C'est dès le début de sa carrière que Jean-Claude Tricoche, né en 1947 à Marseille, est impliqué dans la formation. Initiale d'abord, où après cinq ans d'expérience comme salarié de l'industrie horlogère, il est recruté en 1971 comme enseignant auxiliaire, puis professeur de lycée professionnel en 1975. Dès 1981, il assure des responsabilités syndicales, dans la formation initiale, mais très vite aussi dans la formation continue. Il représente alors la Fen au Comité régional de la formation professionnelle, de la promotion sociale et de l'emploi (Coref) pour la région Paca.
Devenu secrétaire national de la Fen, en 1992, en charge du dossier éducation, il représente la Fen dans de nombreux organismes liés à la l'éducation et à la formation. Parallèlement, il devient expert de 1993 à 1998 auprès de l'Internationale de l'éducation (Bruxelles), sur les questions de formation et d'enseignement professionnel. Il participe activement à la création de l'Unsa (Union nationale des syndicats autonomes) et en devient, en 1997 délégué général en charge de la formation professionnelle, de l'économie sociale et du Bureau international du travail, puis secrétaire national à partir de 2005. Il représente alors l'Unsa, au titre des partenaires sociaux, dans de nombreuses instances, notamment la commission permanente du Conseil national de la formation professionnelle, de la promotion sociale et de l'emploi, le Conseil de gestion du fonds de la formation professionnelle et de la promotion sociale, le Comité de coordination des programmes régionaux d'apprentissage et de formation professionnelle continue (CCPR), la Commission nationale de la certification professionnelle (CNCP), le Haut-comité éducation, économie, emploi (HCEEE), le Conseil national de la formation professionnelle tout au long de vie (CNPTLV).
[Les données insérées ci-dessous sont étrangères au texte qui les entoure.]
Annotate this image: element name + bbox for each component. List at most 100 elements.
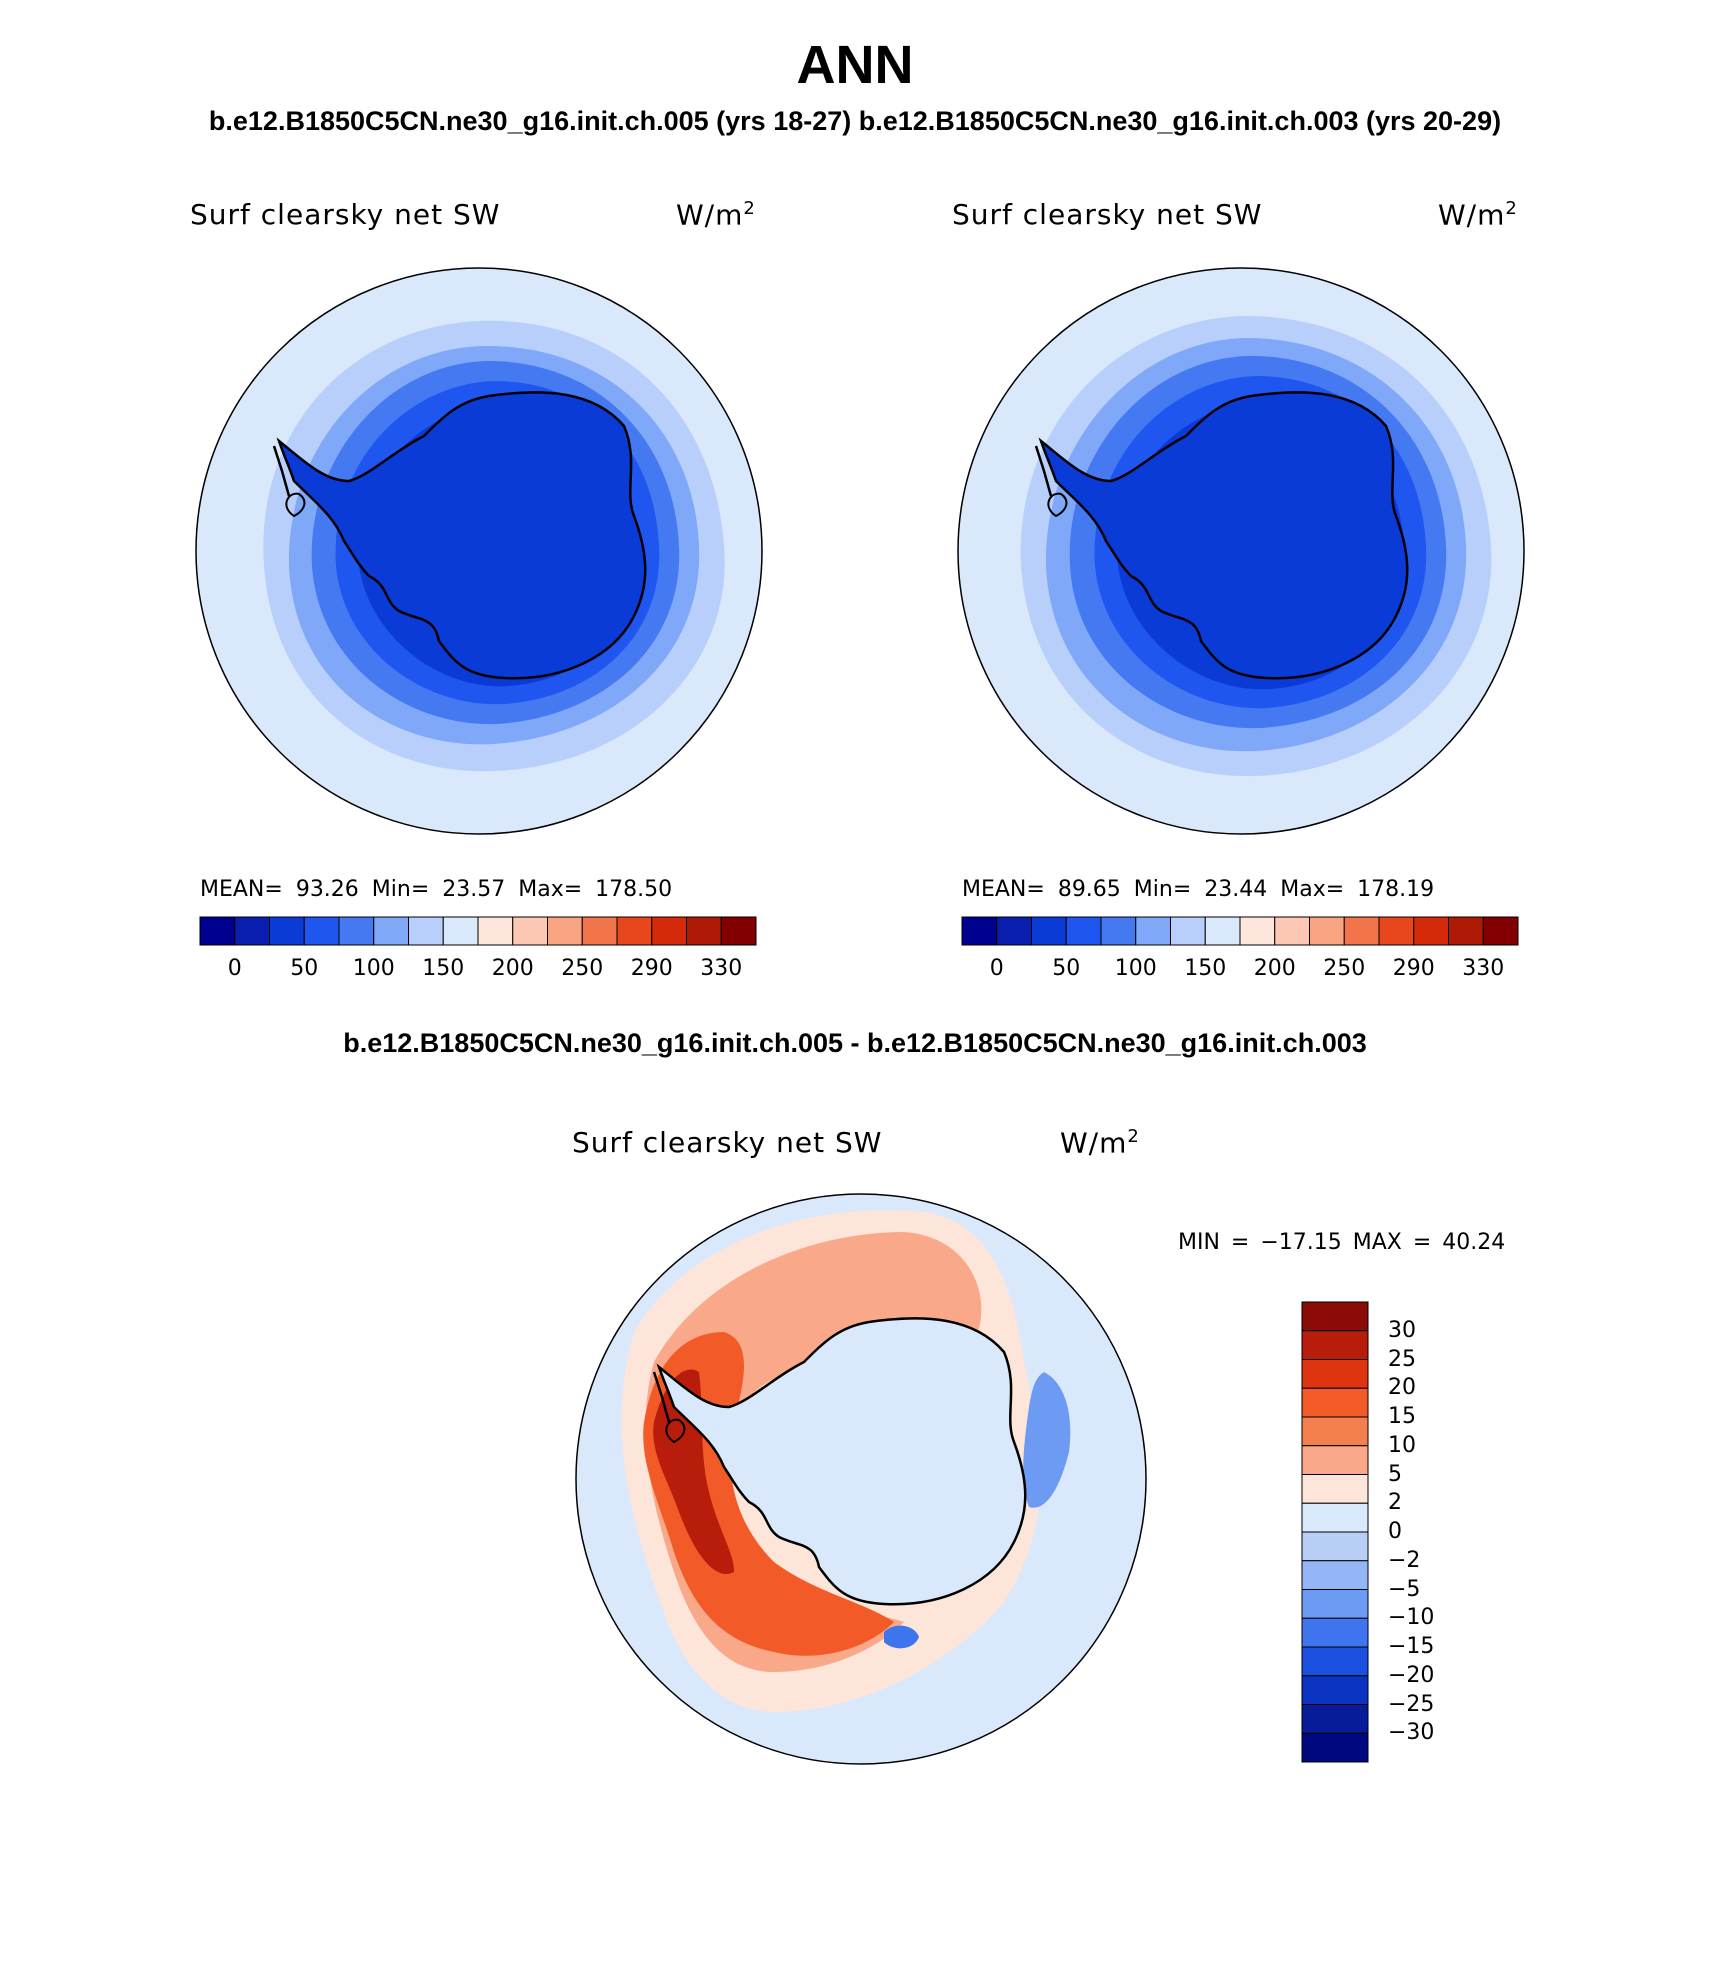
difference-colorbar-tick-label: 15 [1388,1404,1416,1429]
right-colorbar-tick-label: 200 [1253,956,1296,981]
right-polar-map [957,267,1525,835]
right-colorbar-tick-label: 290 [1392,956,1435,981]
left-colorbar-swatch [442,916,479,946]
difference-colorbar-swatch [1301,1359,1369,1389]
difference-colorbar-tick-label: 0 [1388,1519,1402,1544]
left-colorbar-swatch [616,916,653,946]
right-colorbar-tick-label: 250 [1323,956,1366,981]
difference-colorbar-swatch [1301,1301,1369,1332]
figure-title: ANN [796,35,914,95]
diff-units-label: W/m2 [1060,1126,1140,1160]
difference-colorbar-tick-label: −30 [1388,1720,1435,1746]
difference-colorbar-labels: 30 25 20 15 10 5 2 0 −2 −5 −10 −15 −20 −25 −30 [1376,1302,1476,1762]
left-colorbar-swatch [234,916,270,946]
right-colorbar-swatch [1274,916,1310,946]
left-colorbar-swatch [373,916,409,946]
difference-colorbar-swatch [1301,1387,1369,1418]
difference-title: b.e12.B1850C5CN.ne30_g16.init.ch.005 - b… [343,1028,1367,1058]
left-colorbar-tick-label: 100 [352,956,395,981]
left-variable-label: Surf clearsky net SW [190,198,501,231]
right-colorbar-tick-label: 50 [1052,956,1081,981]
left-polar-map [195,267,763,835]
left-colorbar-tick-label: 200 [491,956,534,981]
left-colorbar-tick-label: 290 [630,956,673,981]
difference-colorbar-swatch [1301,1416,1369,1447]
difference-colorbar-tick-label: 25 [1388,1346,1416,1372]
difference-colorbar-tick-label: −20 [1388,1662,1435,1688]
right-colorbar-labels: 0 50 100 150 200 250 290 330 [962,956,1518,986]
right-colorbar-swatch [1378,916,1415,946]
left-colorbar-swatch [581,916,618,946]
difference-colorbar-swatch [1301,1646,1369,1677]
difference-colorbar-swatch [1301,1502,1369,1533]
left-colorbar-tick-label: 0 [227,956,242,981]
left-colorbar-tick-label: 150 [422,956,465,981]
left-colorbar-labels: 0 50 100 150 200 250 290 330 [200,956,756,986]
difference-colorbar-tick-label: 10 [1388,1432,1416,1458]
right-colorbar-swatch [1204,916,1241,946]
case-comparison-subtitle: b.e12.B1850C5CN.ne30_g16.init.ch.005 (yr… [208,106,1502,136]
diff-min-max: MIN = −17.15 MAX = 40.24 [1178,1230,1506,1255]
difference-colorbar-tick-label: −15 [1388,1634,1435,1659]
left-colorbar-tick-label: 330 [700,956,743,981]
difference-colorbar-swatch [1301,1732,1369,1763]
right-colorbar [961,916,1519,946]
right-colorbar-swatch [1413,916,1449,946]
left-colorbar-swatch [686,916,722,946]
difference-colorbar-swatch [1301,1531,1369,1562]
left-colorbar-swatch [408,916,444,946]
difference-colorbar-swatch [1301,1617,1369,1648]
right-variable-label: Surf clearsky net SW [952,198,1263,231]
left-stats: MEAN= 93.26 Min= 23.57 Max= 178.50 [200,877,673,902]
difference-colorbar-tick-label: 20 [1388,1375,1416,1401]
difference-colorbar-swatch [1301,1445,1369,1475]
left-colorbar-swatch [512,916,548,946]
right-colorbar-tick-label: 150 [1184,956,1227,981]
right-colorbar-swatch [1482,916,1519,946]
right-colorbar-swatch [1343,916,1380,946]
left-units-label: W/m2 [676,198,756,232]
left-colorbar-swatch [477,916,514,946]
right-units-label: W/m2 [1438,198,1518,232]
difference-colorbar-tick-label: −5 [1388,1576,1421,1602]
difference-colorbar-swatch [1301,1330,1369,1360]
left-colorbar-swatch [651,916,687,946]
difference-colorbar-swatch [1301,1675,1369,1705]
right-colorbar-swatch [1239,916,1276,946]
right-colorbar-swatch [1309,916,1345,946]
right-colorbar-tick-label: 330 [1462,956,1505,981]
difference-colorbar-tick-label: −10 [1388,1605,1435,1631]
difference-colorbar-swatch [1301,1589,1369,1619]
right-colorbar-swatch [1170,916,1206,946]
difference-colorbar-tick-label: −2 [1388,1547,1421,1573]
right-colorbar-swatch [1031,916,1067,946]
right-colorbar-swatch [1135,916,1171,946]
difference-colorbar-tick-label: −25 [1388,1691,1435,1717]
right-colorbar-swatch [1448,916,1484,946]
left-colorbar-swatch [269,916,305,946]
left-colorbar-swatch [338,916,375,946]
left-colorbar-tick-label: 50 [290,956,319,981]
left-colorbar-swatch [547,916,583,946]
left-colorbar-swatch [720,916,757,946]
right-colorbar-swatch [1100,916,1137,946]
right-colorbar-tick-label: 0 [989,956,1004,981]
difference-colorbar [1301,1301,1369,1763]
right-colorbar-swatch [961,916,998,946]
difference-colorbar-swatch [1301,1474,1369,1504]
diff-variable-label: Surf clearsky net SW [572,1126,883,1159]
left-colorbar-swatch [303,916,340,946]
right-stats: MEAN= 89.65 Min= 23.44 Max= 178.19 [962,877,1435,902]
difference-colorbar-tick-label: 30 [1388,1317,1416,1343]
right-colorbar-swatch [996,916,1032,946]
left-colorbar-swatch [199,916,236,946]
difference-polar-map [575,1193,1147,1765]
difference-colorbar-swatch [1301,1560,1369,1590]
difference-colorbar-swatch [1301,1704,1369,1734]
right-colorbar-swatch [1065,916,1102,946]
difference-colorbar-tick-label: 2 [1388,1490,1402,1516]
left-colorbar-tick-label: 250 [561,956,604,981]
left-colorbar [199,916,757,946]
right-colorbar-tick-label: 100 [1114,956,1157,981]
difference-colorbar-tick-label: 5 [1388,1461,1402,1487]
Il s'engage auprès de l'Organisation internationale du travail (OIT) où il est participe depuis plus de dix ans aux conférences annuelles et à l'élaboration des normes internationales du travail. Par ailleurs, il est administrateur de l'Opca Uniformation et trésorier du Centre Inffo. Enfin, depuis décembre 2009, il est chargé de mission auprès du secrétaire général de l'Unsa pour suivre notamment les questions de l'OIT.